Audit Logging & Compliance Trail

Compliance frameworks like ISO 27001 and CRA require demonstrable evidence of security processes. Audit logging automatically documents every decision, action, and state change throughout the vulnerability lifecycle—transforming security activities into auditable records.

Why Audit Trails Matter

Compliance Evidence: Frameworks require documented proof of vulnerability handling, risk management decisions, and remediation tracking.

Accountability: Demonstrate who made decisions, when, and why for vulnerability assessments and risk acceptance.

Process Verification: Prove established security processes are followed consistently, not just documented in policies.

Incident Investigation: Reconstruct what was known, when decisions were made, and which actions were taken during security incidents.

đź“‹

Audit logging answers: “How did you handle this vulnerability? Who approved risk acceptance? When was it fixed?” Without trails, these become manual reconstruction exercises consuming audit time.

What Gets Logged

Vulnerability Discovery & Tracking

Initial Detection: When scanners identify a CVE, DevGuard logs discovery timestamp, affected component, initial risk score, and detection method.

Component Lifecycle: Every library addition, update, and removal is tracked. When vulnerable components are removed, DevGuard automatically updates vulnerability status and logs the removal—providing evidence the vulnerability no longer exists.

State Changes

All vulnerability state transitions logged with complete context:

  • Not Affected: Justification, analyst, timestamp
  • Under Investigation: Start time, assigned personnel
  • Fixed: Patch version, deployment timestamp
  • Accept Risk: Business justification, approval authority, compensating controls

Risk Score Evolution

DevGuard recalculates risk scores multiple times daily. Every change is logged with reasoning: new EPSS data, exploit publication, patch availability, component depth changes.

Response Actions

Every event system action is logged: issue tracker tickets, comments, false positive markings, risk acceptance decisions—all with author attribution and timestamps.

🔄

Component removal provides automatic remediation evidence—delete a vulnerable library, audit logs prove the vulnerability no longer affects your application without manual documentation.

Event History Timeline

DevGuard maintains chronological timelines for every vulnerability:

  • Discovery and initial assessment
  • Risk score evolution with justifications
  • State transitions with decision rationale
  • Comments and analysis notes
  • Component updates or removals
  • Final resolution

Immutability: Append-only history—past entries cannot be modified, ensuring integrity.

Attribution: Every event includes user identity, timestamp, and action context.

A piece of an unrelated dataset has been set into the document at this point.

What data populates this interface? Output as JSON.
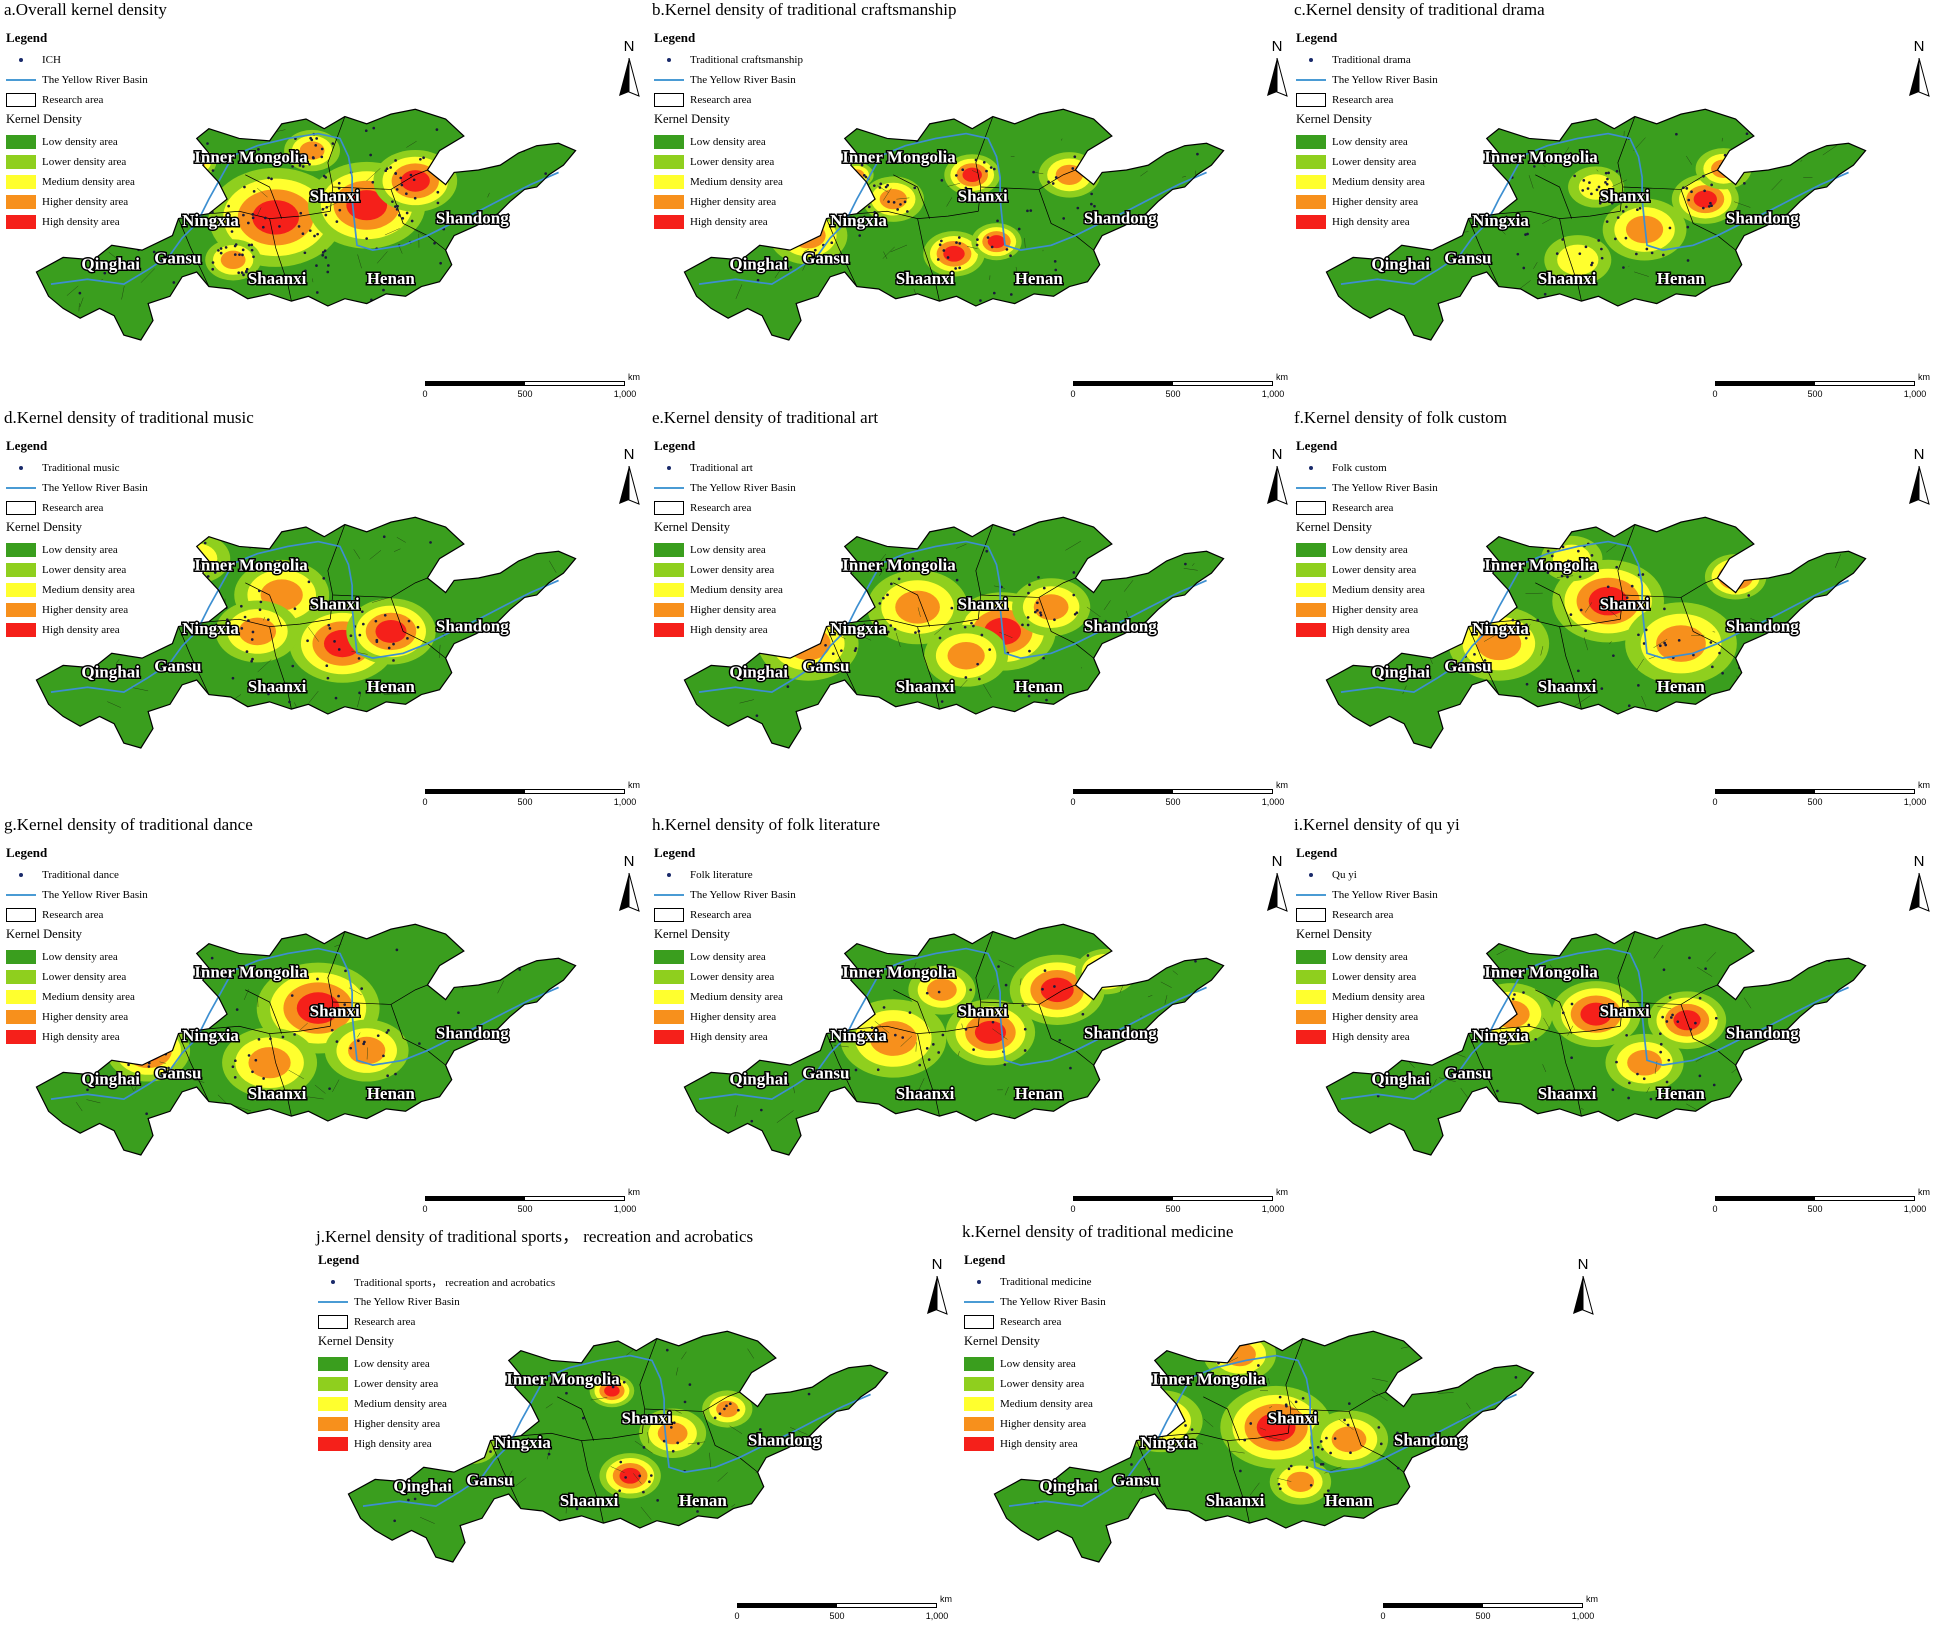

Compliance Framework Support

ISO 27001

A.12.6.1 - Technical Vulnerability Management: Complete tracking from discovery through remediation.

A.16.1.3 - Security Event Reporting: Automated logging with timestamps and responsible parties.

A.12.1.2 - Change Management: Documented component changes affecting security posture.

EU Cyber Resilience Act

Vulnerability Documentation: Evidence of identification, assessment, and remediation per CRA Article 11.

Remediation Tracking: Proof vulnerabilities are addressed without delay.

Public Disclosure: Timeline evidence for fixed vulnerabilities required by CRA.

Other Standards

NIST SP 800-53: SI-2 (Flaw Remediation), RA-5 (Vulnerability Monitoring), AU-2 (Event Logging).

SOC 2: CC6.1 (Access Controls), CC7.2 (System Monitoring).

Report Generation

Generate compliance reports from audit logs:

  • Vulnerability summary reports by timeframe
  • Remediation timeline reports demonstrating SLA compliance
  • Risk acceptance documentation with approval chains
  • Component inventory with historical tracking

Export formats: PDF (human review), JSON/CSV (automated tools), VEX (supply chain partners).